Des hashtags comme #RespectezNosRègles contribuent à rendre visible ce sujet. Par ailleurs, de nombreuses initiatives émergent dans le domaine artistique, un des exemples les plus connus étant les photos de l’artiste Rupi Kaur, d’abord censurées par le réseau social Instagram qui s’est ensuite excusé.
En résumé, la route est longue mais une petite partie du chemin est déjà parcourue pour que les tabous et mythes qui entourent les règles cessent d’entraver la vie des femmes.
Comment casser les tabous et lutter contre la précarité menstruelle ?
Le premier pas, c’est d’en parler. Pour qu’avoir ses règles ne soit plus une période de honte, où l’on cache tant bien que mal sa protection dans sa manche pour filer aux toilettes en rasant les murs. C’est normal d’avoir ses règles, ce n’est pas normal que cela reste un tabou.
Pour casser les tabous des règles, tu peux te mobiliser sur les réseaux sociaux à l’occasion de la journée mondiale de l’hygiène menstruelle le 28 mai (28 comme, à peu près, le nombre d’un cycle et 5 comme, à peu près, le nombre de jours de règles !). Pour cela, rien du plus simple : l’association Wash United a tout prévu ! Retrouve les hashtags et les visuels ici.
Pour venir en aide aux femmes qui n’ont pas accès aux protection périodiques, l’association Règles Elémentaires, spécialisée dans la lutte contre la précarité menstruelle, te propose 3 pistes d’action :
- Participer à une collecte de protections périodiques en repérant une boîte à don
- Organiser une collecte de protections périodiques : pour cela Règles Elémentaires t’accompagne de A à Z pour que tu puisses organiser une collecte là où tu le souhaites. L’association se charge de redistribuer les protections récoltées.
- Organiser des ateliers de sensibilisation, dans ton école, ton université, ton boulot…
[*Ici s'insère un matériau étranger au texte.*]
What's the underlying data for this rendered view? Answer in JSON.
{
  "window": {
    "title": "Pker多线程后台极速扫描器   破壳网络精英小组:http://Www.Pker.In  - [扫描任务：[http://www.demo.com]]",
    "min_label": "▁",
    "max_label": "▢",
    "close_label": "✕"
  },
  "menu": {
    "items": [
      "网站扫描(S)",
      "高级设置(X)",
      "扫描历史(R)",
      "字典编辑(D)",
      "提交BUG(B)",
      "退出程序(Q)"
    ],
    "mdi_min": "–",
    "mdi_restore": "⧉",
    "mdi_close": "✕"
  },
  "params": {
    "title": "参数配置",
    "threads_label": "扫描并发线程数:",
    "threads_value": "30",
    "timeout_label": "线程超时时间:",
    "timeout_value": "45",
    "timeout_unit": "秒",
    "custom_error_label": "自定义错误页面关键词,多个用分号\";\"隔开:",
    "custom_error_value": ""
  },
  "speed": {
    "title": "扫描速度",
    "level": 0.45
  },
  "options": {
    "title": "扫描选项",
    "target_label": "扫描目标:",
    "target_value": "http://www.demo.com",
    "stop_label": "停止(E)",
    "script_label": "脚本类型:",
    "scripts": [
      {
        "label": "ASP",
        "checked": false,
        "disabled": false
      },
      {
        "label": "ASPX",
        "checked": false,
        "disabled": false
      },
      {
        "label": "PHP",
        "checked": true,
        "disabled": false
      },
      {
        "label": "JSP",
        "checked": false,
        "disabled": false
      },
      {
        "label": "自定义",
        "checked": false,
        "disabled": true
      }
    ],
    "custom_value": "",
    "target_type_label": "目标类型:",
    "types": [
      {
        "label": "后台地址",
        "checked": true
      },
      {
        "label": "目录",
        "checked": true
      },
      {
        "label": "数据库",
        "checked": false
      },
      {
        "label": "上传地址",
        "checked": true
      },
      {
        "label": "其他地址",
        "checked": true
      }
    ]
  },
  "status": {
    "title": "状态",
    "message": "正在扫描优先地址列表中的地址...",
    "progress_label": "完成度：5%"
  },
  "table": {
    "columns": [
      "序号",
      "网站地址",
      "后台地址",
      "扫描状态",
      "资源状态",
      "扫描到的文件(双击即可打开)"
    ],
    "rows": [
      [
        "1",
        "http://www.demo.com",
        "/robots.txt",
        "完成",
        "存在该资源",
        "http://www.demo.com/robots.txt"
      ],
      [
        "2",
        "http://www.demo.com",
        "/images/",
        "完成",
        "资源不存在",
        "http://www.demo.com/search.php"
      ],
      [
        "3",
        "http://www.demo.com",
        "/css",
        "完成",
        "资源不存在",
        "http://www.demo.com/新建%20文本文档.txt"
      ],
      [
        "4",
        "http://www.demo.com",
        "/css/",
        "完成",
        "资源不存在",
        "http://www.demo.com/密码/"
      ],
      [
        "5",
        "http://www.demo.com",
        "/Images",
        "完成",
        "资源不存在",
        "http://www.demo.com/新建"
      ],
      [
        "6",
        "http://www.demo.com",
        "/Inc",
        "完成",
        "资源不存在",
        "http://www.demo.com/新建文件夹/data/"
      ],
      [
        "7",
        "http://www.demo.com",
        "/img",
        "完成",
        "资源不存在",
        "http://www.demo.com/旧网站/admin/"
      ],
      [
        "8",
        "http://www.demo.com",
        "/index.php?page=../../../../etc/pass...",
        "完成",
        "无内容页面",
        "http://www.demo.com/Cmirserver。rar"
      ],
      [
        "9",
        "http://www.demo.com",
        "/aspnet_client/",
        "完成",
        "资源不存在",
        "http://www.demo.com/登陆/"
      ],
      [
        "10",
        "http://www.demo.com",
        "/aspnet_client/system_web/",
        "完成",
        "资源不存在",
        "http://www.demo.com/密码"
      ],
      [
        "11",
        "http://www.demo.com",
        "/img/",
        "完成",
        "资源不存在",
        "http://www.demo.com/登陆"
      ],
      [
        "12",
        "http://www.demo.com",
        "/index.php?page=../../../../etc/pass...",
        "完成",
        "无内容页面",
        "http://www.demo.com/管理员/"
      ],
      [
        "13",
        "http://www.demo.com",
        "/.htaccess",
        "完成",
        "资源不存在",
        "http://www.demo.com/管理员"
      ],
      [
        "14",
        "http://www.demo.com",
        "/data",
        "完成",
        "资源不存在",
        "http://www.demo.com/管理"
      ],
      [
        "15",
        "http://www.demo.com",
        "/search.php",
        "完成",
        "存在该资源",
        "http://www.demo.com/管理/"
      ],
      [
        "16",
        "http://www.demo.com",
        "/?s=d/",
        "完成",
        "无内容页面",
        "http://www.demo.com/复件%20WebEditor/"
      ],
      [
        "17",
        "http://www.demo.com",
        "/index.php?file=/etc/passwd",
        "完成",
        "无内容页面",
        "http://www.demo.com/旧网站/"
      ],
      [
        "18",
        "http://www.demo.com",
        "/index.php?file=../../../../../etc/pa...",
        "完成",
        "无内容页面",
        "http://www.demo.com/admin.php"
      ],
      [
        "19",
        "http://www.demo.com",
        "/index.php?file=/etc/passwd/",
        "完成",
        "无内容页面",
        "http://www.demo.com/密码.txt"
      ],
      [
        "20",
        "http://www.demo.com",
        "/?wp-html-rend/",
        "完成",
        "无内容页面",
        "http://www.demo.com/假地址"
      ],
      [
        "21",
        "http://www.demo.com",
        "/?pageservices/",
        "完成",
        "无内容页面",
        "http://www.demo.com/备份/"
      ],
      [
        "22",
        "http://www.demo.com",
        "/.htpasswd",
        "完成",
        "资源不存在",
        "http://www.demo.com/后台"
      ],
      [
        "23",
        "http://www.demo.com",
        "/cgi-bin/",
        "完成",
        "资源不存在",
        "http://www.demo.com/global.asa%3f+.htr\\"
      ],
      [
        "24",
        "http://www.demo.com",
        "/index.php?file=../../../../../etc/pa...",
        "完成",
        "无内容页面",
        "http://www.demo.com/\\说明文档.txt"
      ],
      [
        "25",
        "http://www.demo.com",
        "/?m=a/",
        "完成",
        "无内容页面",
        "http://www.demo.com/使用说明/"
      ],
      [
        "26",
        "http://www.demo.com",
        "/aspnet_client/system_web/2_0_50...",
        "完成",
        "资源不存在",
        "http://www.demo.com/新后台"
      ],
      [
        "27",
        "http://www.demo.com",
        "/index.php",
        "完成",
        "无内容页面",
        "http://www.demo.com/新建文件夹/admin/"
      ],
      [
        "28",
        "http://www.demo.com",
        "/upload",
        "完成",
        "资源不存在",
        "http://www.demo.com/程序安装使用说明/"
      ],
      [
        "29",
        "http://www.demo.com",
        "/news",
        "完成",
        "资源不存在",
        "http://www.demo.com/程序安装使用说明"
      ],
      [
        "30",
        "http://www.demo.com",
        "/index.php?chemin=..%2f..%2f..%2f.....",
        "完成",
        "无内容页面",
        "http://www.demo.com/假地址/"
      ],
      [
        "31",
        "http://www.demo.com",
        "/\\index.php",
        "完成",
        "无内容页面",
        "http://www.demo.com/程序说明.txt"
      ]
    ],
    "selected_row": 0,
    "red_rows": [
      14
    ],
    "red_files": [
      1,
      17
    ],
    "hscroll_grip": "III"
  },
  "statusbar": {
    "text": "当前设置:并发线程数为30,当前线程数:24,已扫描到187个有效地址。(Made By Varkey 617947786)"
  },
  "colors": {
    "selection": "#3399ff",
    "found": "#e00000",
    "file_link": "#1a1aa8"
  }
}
Tu peux également soutenir des initiatives et signer des pétitions visant à faire bouger les lignes globalement : installer des distributeurs gratuits de protections périodiques dans les établissements, les universités, les entreprises ; militer pour que les problèmes de règles douloureuses ou d’endométriose fasse davantage l’objet de recherches médicales ; etc.